Andrea (derecha), antes del accidente de 2018

Ella, que siempre se trasladaba en bicicleta, tardaba en llegar a casa más de lo debido. Patricia comenta que mientras la esperaba, recibió una llamada de la policía para contarles que su hija había sufrido un atropello a la vuelta de la esquina. Bajaron de casa inmediatamente y, desesperados, tardaron en encontrarla. “Cuando llegué al paso de cebra vi a mi hija tirada en el suelo junto a un charco lleno de sangre”, recuerda, afectada, su madre. Pilco también destaca que no se percató de la gravedad del asunto hasta que vio los cables y a los médicos alrededor. Ver a su hija convulsionar y con la mirada perdida fue un golpe de realidad.

Desde el momento del accidente hasta su traslado al Hospital San Pedro transcurrieron aproximadamente dos horas. El autor de los hechos se dio a la fuga y, al parecer, nadie vio y ni escuchó nada. Una vez en el centro sanitario, vino la incertidumbre. La situación, que cada vez era más grave, hizo que los médicos se decantaran por un nuevo traslado. Esta vez, hasta un centro en Vitoria. “Nos dieron la opción de operarle el cráneo para ponerle una prótesis, pero con el riesgo de que se quedara en quirófano”, señala el padre de Andrea. Inducirle el coma, estar intubada y hacerle una traqueotomía transformó físicamente el cuerpo de la joven: “Estaba completamente hinchada. Parecía un monstruo”.

Las recaídas y el ir y venir de dos sitios distintos fueron un bucle constante.

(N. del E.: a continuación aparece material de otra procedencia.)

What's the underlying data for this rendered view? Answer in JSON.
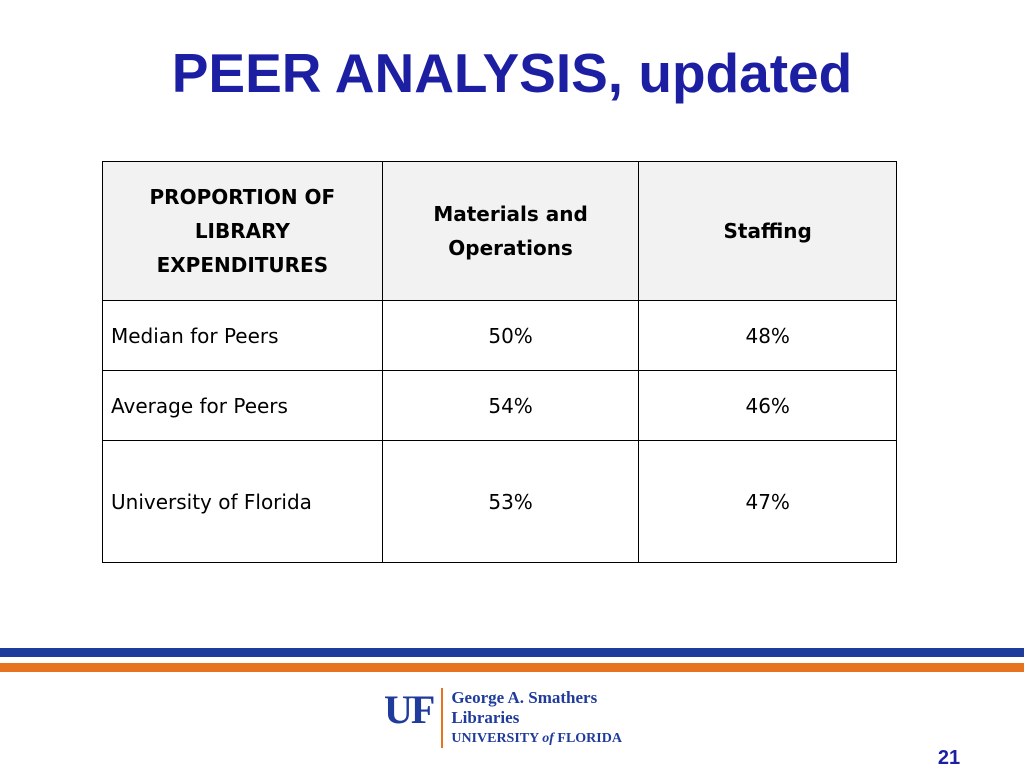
{
  "slide": {
    "title": "PEER ANALYSIS, updated",
    "page_number": "21"
  },
  "table": {
    "headers": [
      "PROPORTION OF LIBRARY EXPENDITURES",
      "Materials and Operations",
      "Staffing"
    ],
    "rows": [
      {
        "label": "Median for Peers",
        "materials": "50%",
        "staffing": "48%"
      },
      {
        "label": "Average for Peers",
        "materials": "54%",
        "staffing": "46%"
      },
      {
        "label": "University of Florida",
        "materials": "53%",
        "staffing": "47%"
      }
    ]
  },
  "logo": {
    "mark": "UF",
    "line1": "George A. Smathers",
    "line2": "Libraries",
    "line3_pre": "UNIVERSITY ",
    "line3_of": "of",
    "line3_post": " FLORIDA"
  },
  "colors": {
    "title": "#1d1fa3",
    "rule_blue": "#1f3b9c",
    "rule_orange": "#e8731f",
    "header_bg": "#f2f2f2"
  }
}
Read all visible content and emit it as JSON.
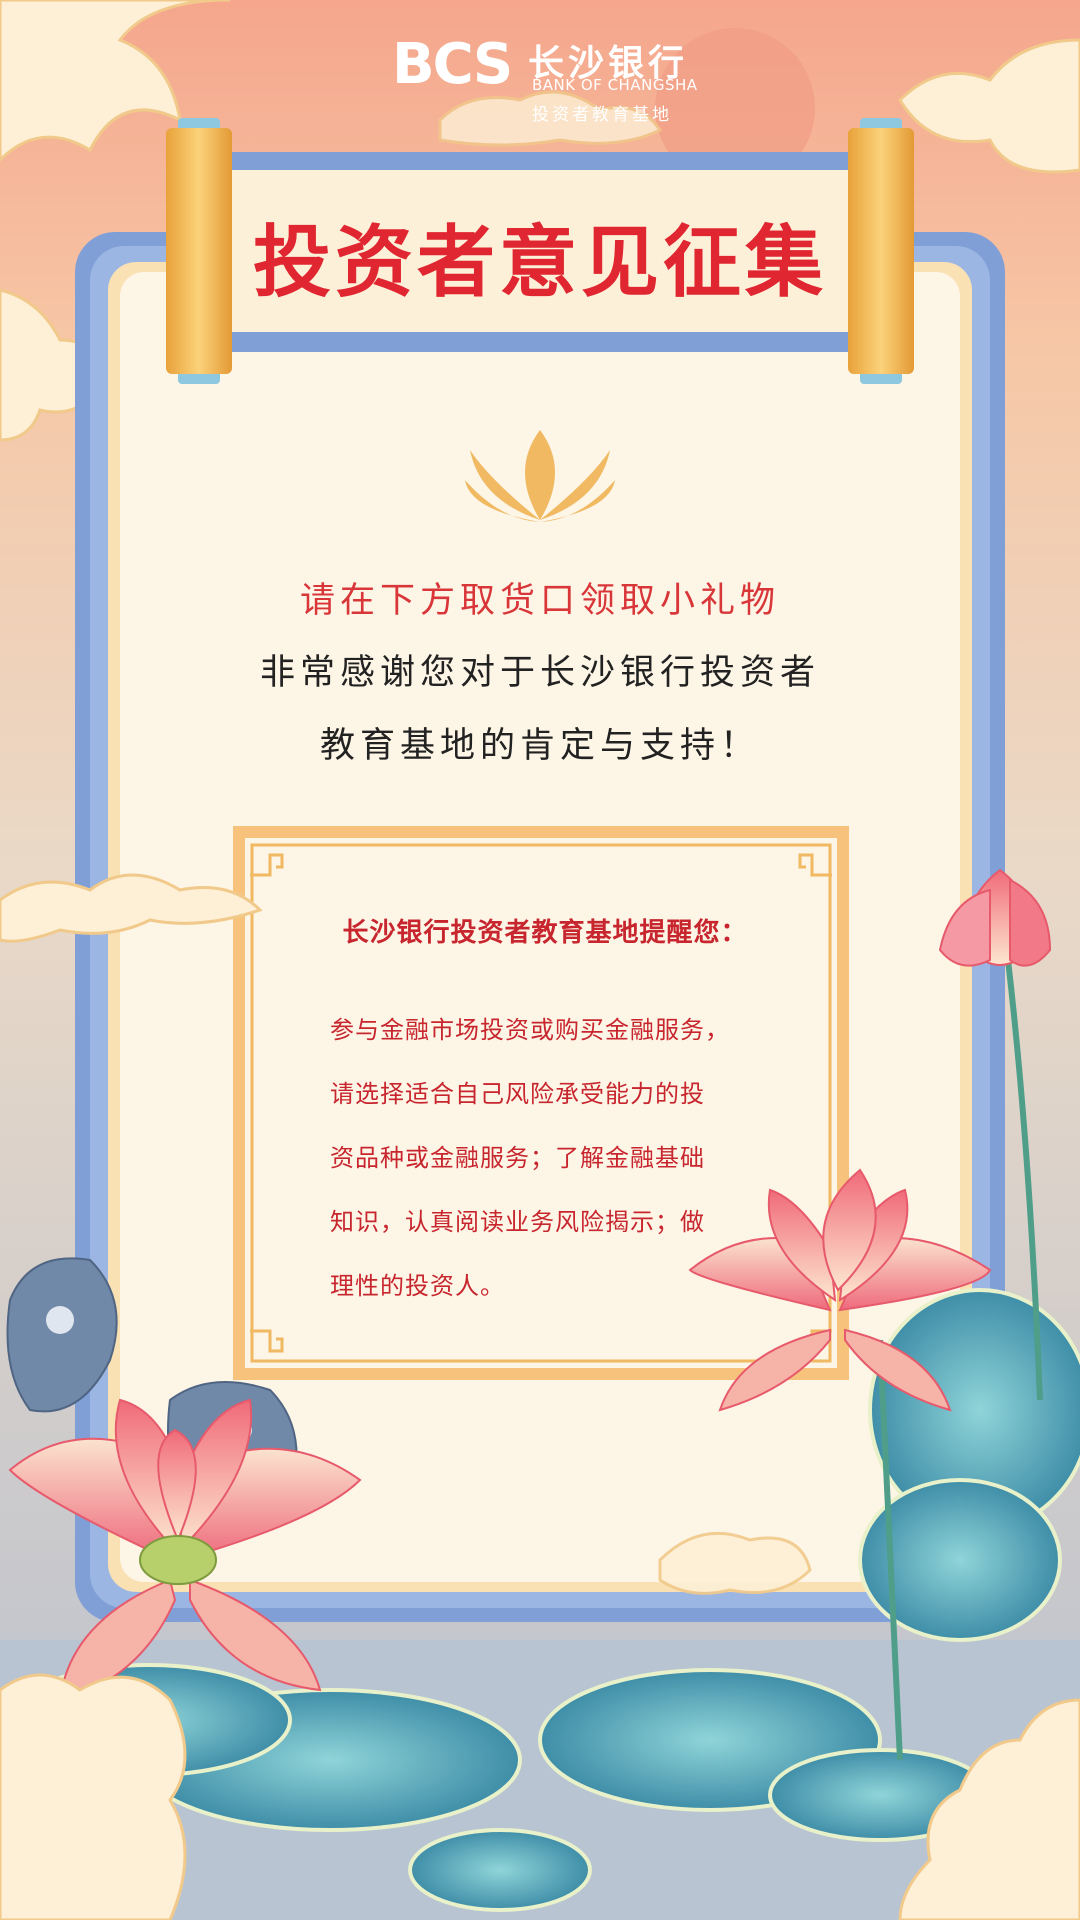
{
  "header": {
    "logo_mark": "BCS",
    "bank_name": "长沙银行",
    "bank_name_en": "BANK OF CHANGSHA",
    "subtitle": "投资者教育基地"
  },
  "title": "投资者意见征集",
  "message": {
    "line1": "请在下方取货口领取小礼物",
    "line2": "非常感谢您对于长沙银行投资者",
    "line3": "教育基地的肯定与支持！"
  },
  "reminder": {
    "title": "长沙银行投资者教育基地提醒您：",
    "lines": [
      "参与金融市场投资或购买金融服务，",
      "请选择适合自己风险承受能力的投",
      "资品种或金融服务；了解金融基础",
      "知识，认真阅读业务风险揭示；做",
      "理性的投资人。"
    ]
  },
  "colors": {
    "title_red": "#e02731",
    "frame_blue": "#7f9fd6",
    "paper": "#fdf5e6",
    "gold": "#f0b962"
  }
}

La joven también estuvo tres semanas en la Clínica Valvanera de Logroño, así como nueve meses con su madre en Asepeyo para tratarse con un médico laboral de Madrid, quien llevó a cabo su rehabilitación.

Su padre explica que Andrea, aunque recibe una pensión, busca recibir una indemnización por el accidente. Sus lugares de trabajo no quisieron hacerse responsables de lo sucedido. Por supuesto, tampoco el conductor que se dio a la fuga. Sus amigos la abandonaron. Patricia afirma que, después del accidente, no volvió a saber nada de ellos. “Si se los encontraba, no preguntaban por ella. Se cambiaban de acera”. Pese a que en su día pusieron todo su empeño en descubrir cómo se dieron los hechos, ambos mencionan que van “a la deriva” y que esto les ha costado algún préstamo y varias deudas.

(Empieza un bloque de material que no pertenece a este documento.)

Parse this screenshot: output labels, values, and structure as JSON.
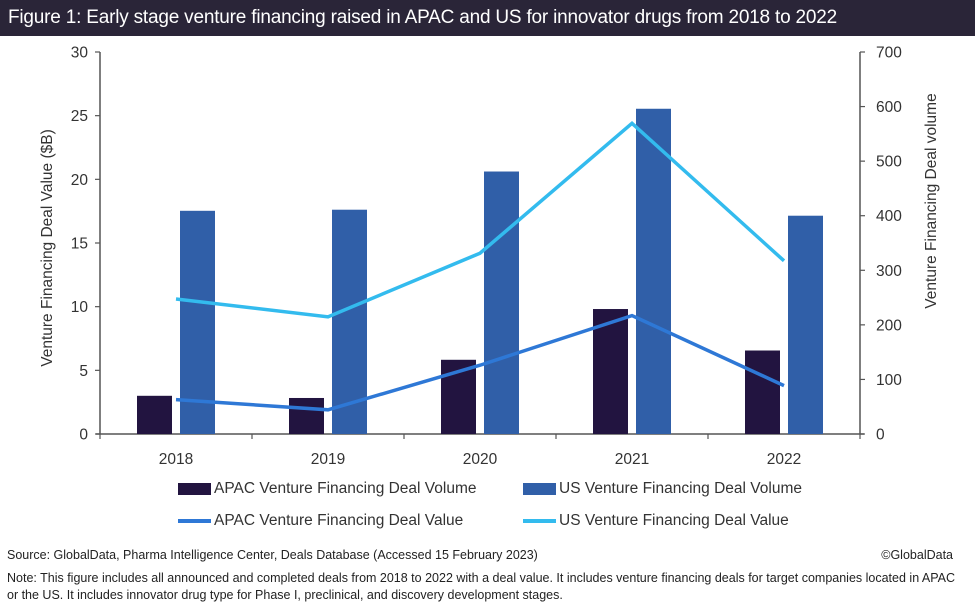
{
  "title": "Figure 1: Early stage venture financing raised in APAC and US for innovator drugs from 2018 to 2022",
  "colors": {
    "title_bg": "#2a2538",
    "apac_volume": "#221440",
    "us_volume": "#305fa8",
    "apac_value": "#2e78d6",
    "us_value": "#33bbee",
    "axis": "#555555"
  },
  "chart_data": {
    "type": "bar",
    "title": "Early stage venture financing raised in APAC and US for innovator drugs from 2018 to 2022",
    "categories": [
      "2018",
      "2019",
      "2020",
      "2021",
      "2022"
    ],
    "series": [
      {
        "name": "APAC Venture Financing Deal Volume",
        "kind": "bar",
        "axis": "right",
        "values": [
          70,
          66,
          136,
          229,
          153
        ]
      },
      {
        "name": "US Venture Financing Deal Volume",
        "kind": "bar",
        "axis": "right",
        "values": [
          409,
          411,
          481,
          596,
          400
        ]
      },
      {
        "name": "APAC Venture Financing Deal Value",
        "kind": "line",
        "axis": "left",
        "values": [
          2.7,
          1.9,
          5.4,
          9.3,
          3.8
        ]
      },
      {
        "name": "US Venture Financing Deal Value",
        "kind": "line",
        "axis": "left",
        "values": [
          10.6,
          9.2,
          14.2,
          24.4,
          13.6
        ]
      }
    ],
    "ylabel_left": "Venture Financing Deal Value ($B)",
    "ylabel_right": "Venture Financing Deal volume",
    "ylim_left": [
      0,
      30
    ],
    "ylim_right": [
      0,
      700
    ],
    "yticks_left": [
      "0",
      "5",
      "10",
      "15",
      "20",
      "25",
      "30"
    ],
    "yticks_right": [
      "0",
      "100",
      "200",
      "300",
      "400",
      "500",
      "600",
      "700"
    ],
    "grid": false,
    "legend_position": "bottom"
  },
  "legend": [
    {
      "label": "APAC Venture Financing Deal Volume",
      "type": "box",
      "color": "#221440"
    },
    {
      "label": "US Venture Financing Deal Volume",
      "type": "box",
      "color": "#305fa8"
    },
    {
      "label": "APAC Venture Financing Deal Value",
      "type": "line",
      "color": "#2e78d6"
    },
    {
      "label": "US Venture Financing Deal Value",
      "type": "line",
      "color": "#33bbee"
    }
  ],
  "footer": {
    "source": "Source: GlobalData, Pharma Intelligence Center, Deals Database (Accessed 15 February 2023)",
    "copyright": "©GlobalData",
    "note": "Note: This figure includes all announced and completed deals from 2018 to 2022 with a deal value. It includes venture financing deals for target companies located in APAC or the US. It includes innovator drug type for Phase I, preclinical, and discovery development stages."
  }
}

La familia depositó todas sus esperanzas en el proceso judicial. No tuvieron suerte con ello. Los padres de Andrea critican una mala praxis. “El abogado que contratamos para denunciar el caso no nos ofreció toda la información necesaria que deberíamos haber sabido”. Sin solución y sin apoyo por parte de las instituciones, el caso se cerró. No fue hasta que Olivares, un trabajador social, les prestó su ayuda y fueron capaces de encontrarse. Con su confianza, pusieron las cartas sobre la mesa y lograron confirmar varios detalles de lo que había pasado. Entre ellos, que Andrea estaba trabajando cuando tuvo lugar el accidente.

El día a día

Más allá de la búsqueda del culpable y de posibles indemnizaciones, la familia tuvo que adaptarse a las consecuencias: “Hemos tenido que reformar toda la casa, desde la ampliación de puertas hasta la cama y la bañera. También hemos necesitado un nuevo medio de transporte”. Además, la rutina de Andrea es ir de lunes a viernes a Aspace. Este centro de día es una manera de continuar con su rehabilitación y de que sus padres puedan dedicarle tiempo a su negocio: la cafetería Zulay, en honor a su hija. También a una de las cosas que más le gustaban: la hostelería.

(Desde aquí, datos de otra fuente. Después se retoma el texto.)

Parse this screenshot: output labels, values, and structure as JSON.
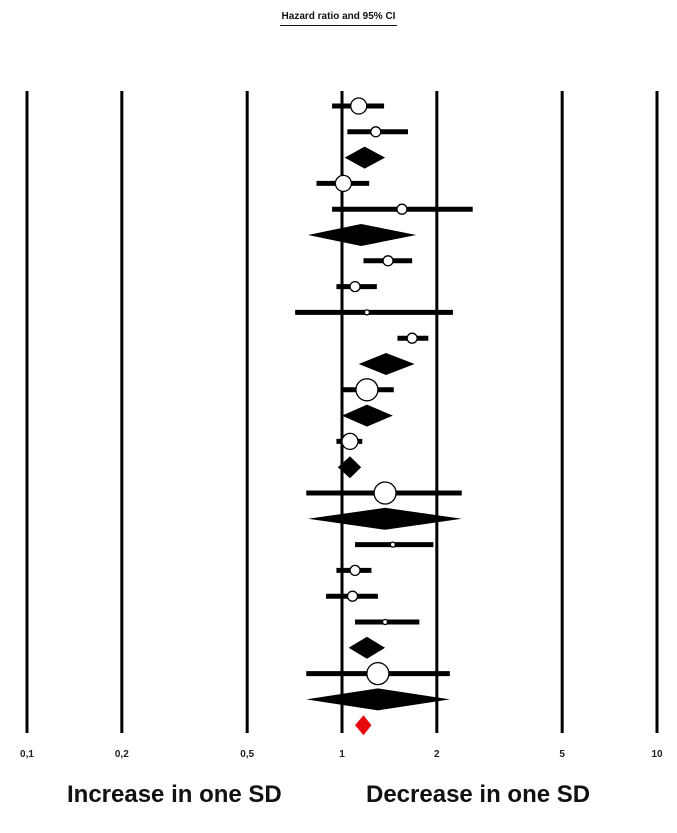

Patricia y Ermes aseguran que desde entonces viven por y para su hija, lo que también les obligó a dejar sus anteriores trabajos por los problemas de conciliación: “Requiere el cien por cien de nuestro tiempo. El dinero que ganamos en el bar como autónomos no nos aporta beneficios porque todo va destinado a lo que ella necesite”.

El paradero del autor de los hechos sigue sin conocerse a día de hoy. Andrea, si su voz se lo permite, le ha llegado a confesar a su padre lo mínimo que recuerda: que era un hombre, que iba rápido con el coche y que parecía enfadado. Este, emocionado, concluye con que “nos ha dañado la vida”. Después de no dar la cara ni haber sido capaz de llamar a los equipos médicos, la familia exige reabrir el caso con el fin de “dejar de estar callados” y “hacer justicia”.